Por ejemplo, queda en la imagen de los dos ordenadores que regaló a Marcos Giralt Torrente cuando éste empezaba a escribir; en los interlocutores que se pierden y reflotan, como un Juan Benet que ya sólo habita en la región de la memoria de Martín Gaite, en los bares donde ella se mezclaba con jóvenes para leer poesía. Quizá eso también se ha perdido en gran medida: el mezcle, el cabello blanco, las conferencias donde no se deja de mencionar a los pasos de minué, los bares de la plaza del Dos de mayo, donde todo se ve como en blanco y negro, las jovencitas que en la plaza mayor de Salamanca calculaban el momento en el que se cruzarían con el enamorado para levantar la mirada.

Vista desde ahora, cuando todo es fugaz y contingente, su vida puede parecer ir siempre en borrador. Como si a ella no le hubiera dado tiempo –por mucho que viviera no lo hubiera hecho– a pasarla a limpio: sus Cuadernos de todo, donde se entrevén las semillas de sus novelas, buena prueba son de ello. De entre los sucesos vitales que jalonan el tiempo de su vida encontramos mezclas un tanto desbaratadas: unas fiebres que rozaron lo mortal, las cantigas galaicoportuguesas, una estancia en Lisboa, la terrible pérdida de su hija Marta o el hotel Blackstone en el helado lago Michigan. Aunque, claro está, la puerta giratoria de ese hotel, que ella referencia en alguno de sus escritos,nada tiene que ver con aquellas a las que tan acostumbrados estamos hoy en día. De todo esto era ella puro azogue: huía a la biblioteca del Ateneo para dejar de reflejarse:era esa época en la que se dejaban los números de las bibliotecas apuntados en casa por si alguien quería localizarte.

Nos quedan algunas de las papelerías que tanto le gustaban, sus libros poblando las estanterías de no todas las librerías: su comienzo con El balneario donde realidad, alucinación y sueño se confunden (mucho antes de que hiciera lo propio Luis Martín Santos con Tiempo de silencio), su gran infravalorada Ritmo lento (para muchos su obra maestra, para ella una novela que nunca obtuvo el reconocimiento necesario). También su relanzamiento en los noventa de la mano del hoy ya casi combustionado Jorge Herralde gracias a La reina de las nieves, novela de una estructura tan bien hilada como complicado y azaroso fue su proceso de escritura, en el que distintos avatares y ficciones se entremezclaron postergando décadas la llegada de la novela resultante.
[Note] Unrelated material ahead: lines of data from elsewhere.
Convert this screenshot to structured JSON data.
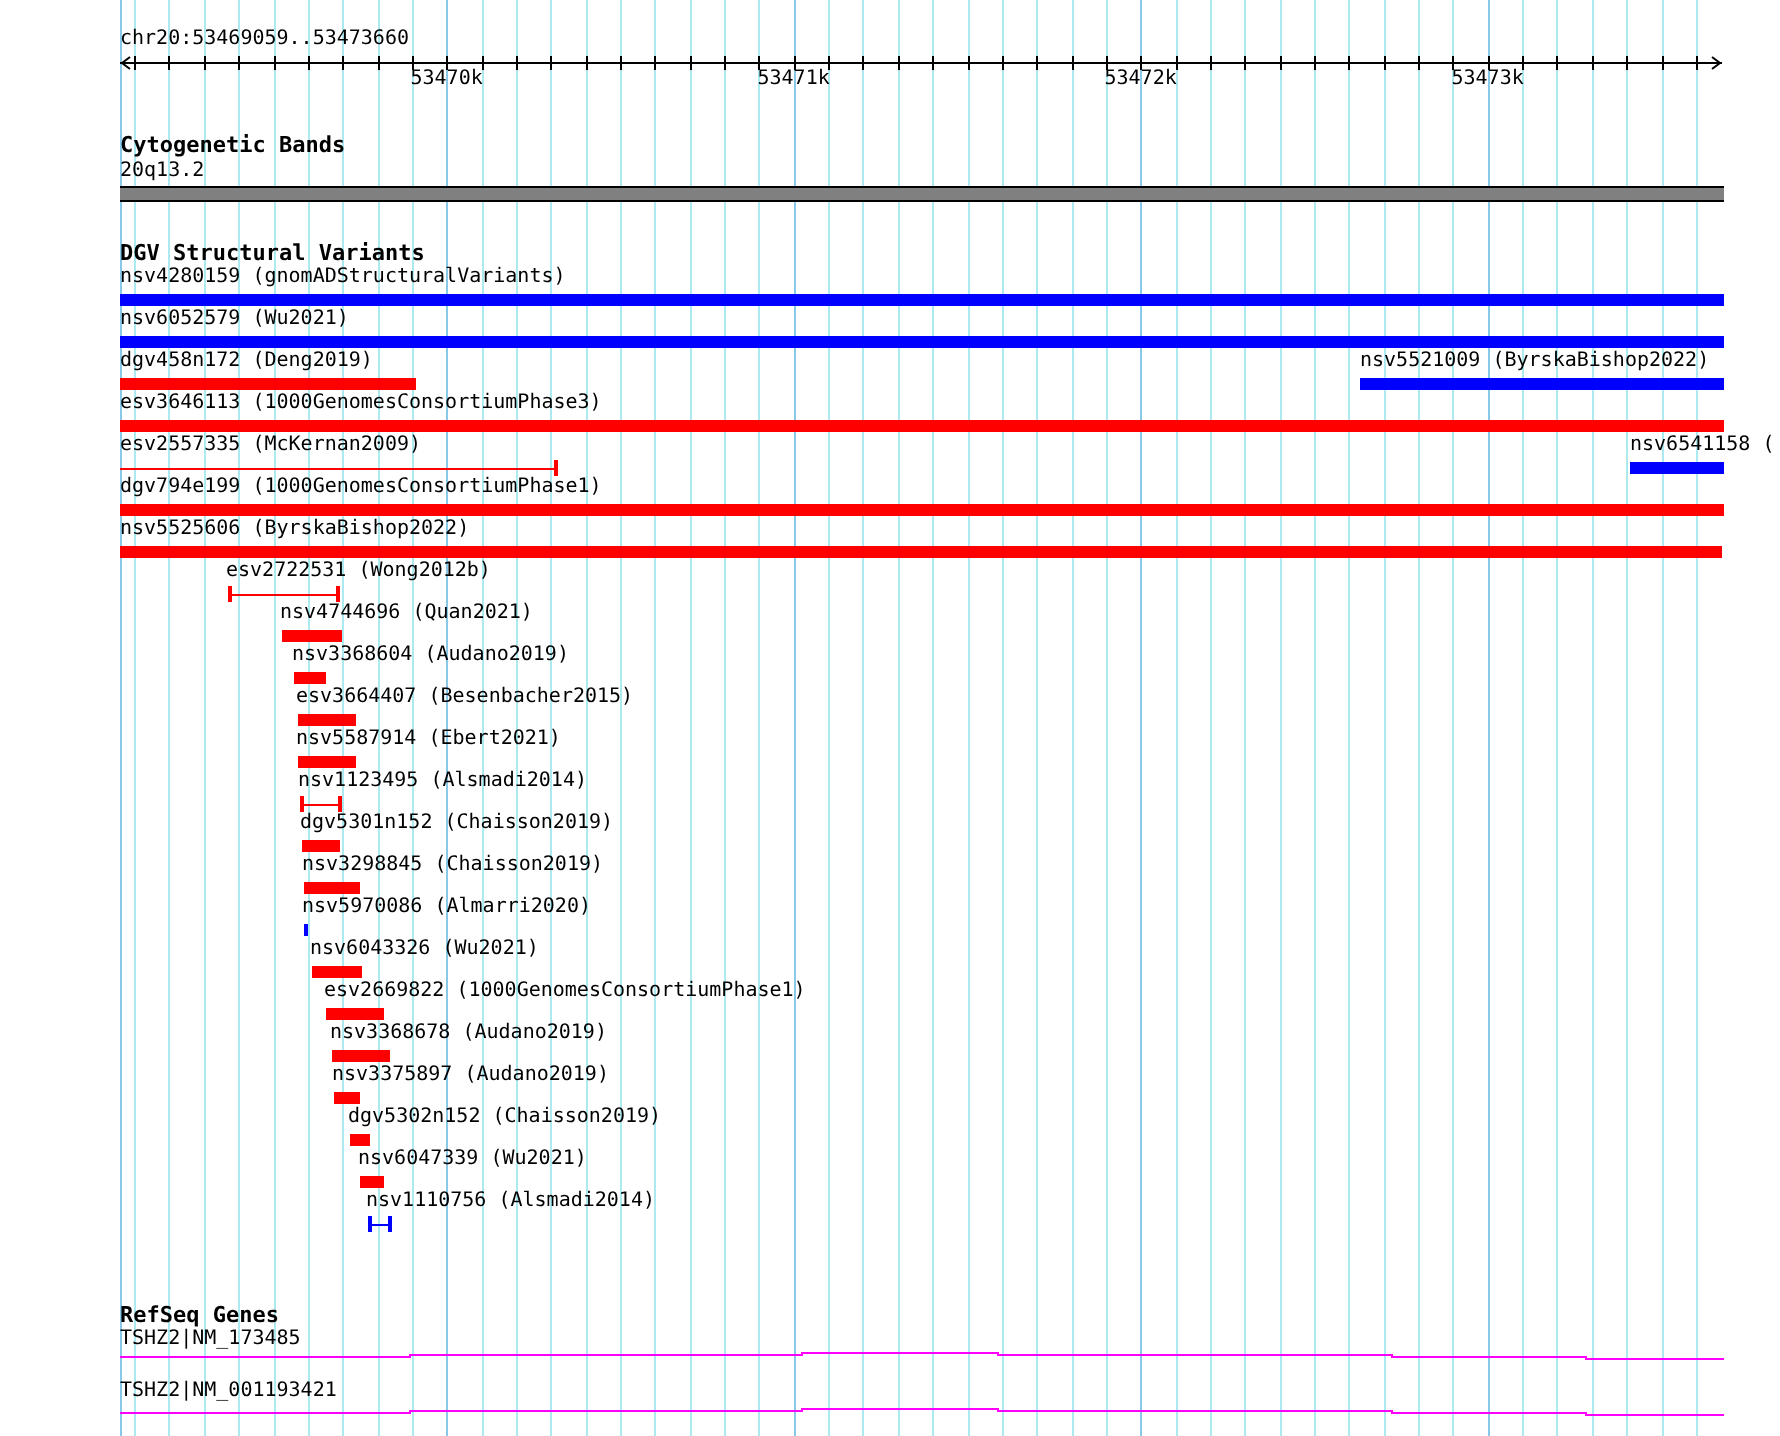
{
  "ruler": {
    "location": "chr20:53469059..53473660",
    "ticks": [
      "53470k",
      "53471k",
      "53472k",
      "53473k"
    ]
  },
  "tracks": [
    {
      "kind": "bands",
      "title": "Cytogenetic Bands",
      "features": [
        {
          "label": "20q13.2"
        }
      ]
    },
    {
      "kind": "variants",
      "title": "DGV Structural Variants",
      "features": [
        {
          "label": "nsv4280159 (gnomADStructuralVariants)",
          "kind": "bar",
          "color": "#0000ff"
        },
        {
          "label": "nsv6052579 (Wu2021)",
          "kind": "bar",
          "color": "#0000ff"
        },
        {
          "label": "dgv458n172 (Deng2019)",
          "kind": "bar",
          "color": "#ff0000"
        },
        {
          "label": "nsv5521009 (ByrskaBishop2022)",
          "kind": "bar",
          "color": "#0000ff"
        },
        {
          "label": "esv3646113 (1000GenomesConsortiumPhase3)",
          "kind": "bar",
          "color": "#ff0000"
        },
        {
          "label": "esv2557335 (McKernan2009)",
          "kind": "span",
          "color": "#ff0000"
        },
        {
          "label": "nsv6541158 (",
          "kind": "bar",
          "color": "#0000ff"
        },
        {
          "label": "dgv794e199 (1000GenomesConsortiumPhase1)",
          "kind": "bar",
          "color": "#ff0000"
        },
        {
          "label": "nsv5525606 (ByrskaBishop2022)",
          "kind": "bar",
          "color": "#ff0000"
        },
        {
          "label": "esv2722531 (Wong2012b)",
          "kind": "span",
          "color": "#ff0000"
        },
        {
          "label": "nsv4744696 (Quan2021)",
          "kind": "bar",
          "color": "#ff0000"
        },
        {
          "label": "nsv3368604 (Audano2019)",
          "kind": "bar",
          "color": "#ff0000"
        },
        {
          "label": "esv3664407 (Besenbacher2015)",
          "kind": "bar",
          "color": "#ff0000"
        },
        {
          "label": "nsv5587914 (Ebert2021)",
          "kind": "bar",
          "color": "#ff0000"
        },
        {
          "label": "nsv1123495 (Alsmadi2014)",
          "kind": "span",
          "color": "#ff0000"
        },
        {
          "label": "dgv5301n152 (Chaisson2019)",
          "kind": "bar",
          "color": "#ff0000"
        },
        {
          "label": "nsv3298845 (Chaisson2019)",
          "kind": "bar",
          "color": "#ff0000"
        },
        {
          "label": "nsv5970086 (Almarri2020)",
          "kind": "bar",
          "color": "#0000ff"
        },
        {
          "label": "nsv6043326 (Wu2021)",
          "kind": "bar",
          "color": "#ff0000"
        },
        {
          "label": "esv2669822 (1000GenomesConsortiumPhase1)",
          "kind": "bar",
          "color": "#ff0000"
        },
        {
          "label": "nsv3368678 (Audano2019)",
          "kind": "bar",
          "color": "#ff0000"
        },
        {
          "label": "nsv3375897 (Audano2019)",
          "kind": "bar",
          "color": "#ff0000"
        },
        {
          "label": "dgv5302n152 (Chaisson2019)",
          "kind": "bar",
          "color": "#ff0000"
        },
        {
          "label": "nsv6047339 (Wu2021)",
          "kind": "bar",
          "color": "#ff0000"
        },
        {
          "label": "nsv1110756 (Alsmadi2014)",
          "kind": "span",
          "color": "#0000ff"
        }
      ]
    },
    {
      "kind": "genes",
      "title": "RefSeq Genes",
      "features": [
        {
          "label": "TSHZ2|NM_173485"
        },
        {
          "label": "TSHZ2|NM_001193421"
        }
      ]
    }
  ]
}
En medio quedan labores muy alejadas del conocimiento popular: El proceso de Macanaz (más que una biografía, una crónica política de los reinados de Felipe V y Fernando VI) o el guión para la serie de TVE sobre Teresa de Jesús, donde la salmantina desterró a la antipática santa de Ávila para convertirla en “más escritora”, según palabras de Ana Garriga Espino, de la Universidad Autónoma de Madrid, estudiosa de la mística renacentista por excelencia.

Y así, juntando escritos como los fragmentos de un espejo que nunca llegan a reflejarnos por completo, Martín Gaite nos ha ido enseñando a muchos que los lobos pueden ser rubios, que da mala espina que tantas películas acaben con el “Sí, quiero” y no se nos diga qué viene detrás, qué es el entrerrock, que lo más ingenioso para escapar del infierno es utilizar las escaleras que nos da el propio diablo, que la mentira y el deterioro se suelen colar a través de los adverbios de tiempo y que vivir y morir vienen a ser como la cara y la cruz de la misma moneda echada al aire.

Pero, sobre todo, su literatura sigue dándonos lecciones sobre la libertad: “Quien pierde la libertad por una pasión es que no conoce la pasión por la libertad en sí misma”. Esa libertad que, mirada de cerca, da miedo. La que, como a su personaje Sara Allen, da susto cuando nos quedamos solos en el Metro: el metro, que son las tuberías de nuestra vida, y en la vida-ya se sabe- todo es cuestión de tuberías. La libertad que a veces perdemos y que recuperamos observando las formas variables de la nubosidad en el cielo. También leyendo a Carmen Martín Gaite.